Nem tudo que reluz é ouro

Crédito: Ueslei Marcelino - 8.jan.18/Reuters Brazil's Finance Minister Henrique Meirelles (L) looks on near Brazil's Planning Minister Dyogo de Oliveira during a news conference in Brasilia, Brazil January 8, 2018. REUTERS/Ueslei Marcelino ORG XMIT: UMS7
Henrique Meirelles (Fazenda) e Dyogo Oliveira (Planejamento) durante entrevista sobre a 'regra de ouro'

O debate sobre finanças públicas começou o ano animado. Após indicar que cumpriu a meta fiscal de 2017 com folga, a equipe econômica se viu forçada a iniciar e logo depois cancelar o debate sobre a "regra de ouro" do Orçamento.

No seu sentido mais amplo, regra de ouro é um princípio ético segundo o qual não devemos fazer com o próximo aquilo que não desejamos que façam conosco. Em política fiscal, essa ideia se traduz em um limite orçamentário pelo qual o governo só deve emitir títulos para financiar investimento ou rolar a própria dívida.

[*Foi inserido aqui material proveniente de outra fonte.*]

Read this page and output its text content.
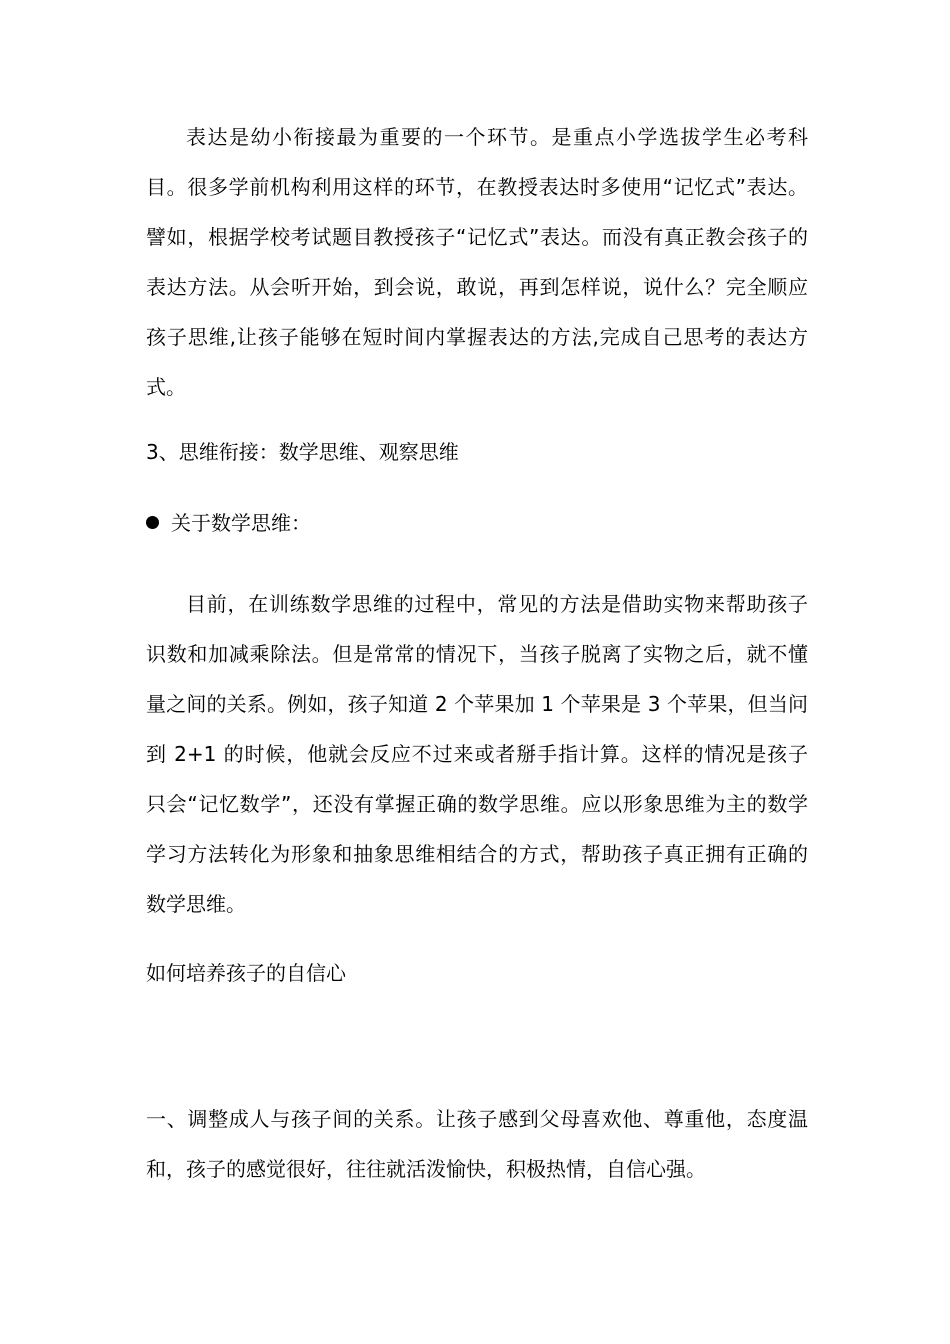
表达是幼小衔接最为重要的一个环节。是重点小学选拔学生必考科
目。很多学前机构利用这样的环节，在教授表达时多使用“记忆式”表达。
譬如，根据学校考试题目教授孩子“记忆式”表达。而没有真正教会孩子的
表达方法。从会听开始，到会说，敢说，再到怎样说，说什么？完全顺应
孩子思维,让孩子能够在短时间内掌握表达的方法,完成自己思考的表达方
式。

3、思维衔接：数学思维、观察思维

关于数学思维：
目前，在训练数学思维的过程中，常见的方法是借助实物来帮助孩子
识数和加减乘除法。但是常常的情况下，当孩子脱离了实物之后，就不懂
量之间的关系。例如，孩子知道 2 个苹果加 1 个苹果是 3 个苹果，但当问
到 2+1 的时候，他就会反应不过来或者掰手指计算。这样的情况是孩子
只会“记忆数学”，还没有掌握正确的数学思维。应以形象思维为主的数学
学习方法转化为形象和抽象思维相结合的方式，帮助孩子真正拥有正确的
数学思维。

如何培养孩子的自信心

一、调整成人与孩子间的关系。让孩子感到父母喜欢他、尊重他，态度温
和，孩子的感觉很好，往往就活泼愉快，积极热情，自信心强。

A lógica dessa regra é que, como a dívida será paga pelas gerações futuras, o mais justo é que seja criada somente para fazer algo que também beneficie as gerações futuras. Assim, estaria certo emitir títulos para fazer estradas, hospitais e outros investimentos.

Mas dívida não deveria ser emitida para financiar gastos correntes, como auxílio-moradia para servidores com imóvel próprio na cidade onde trabalham.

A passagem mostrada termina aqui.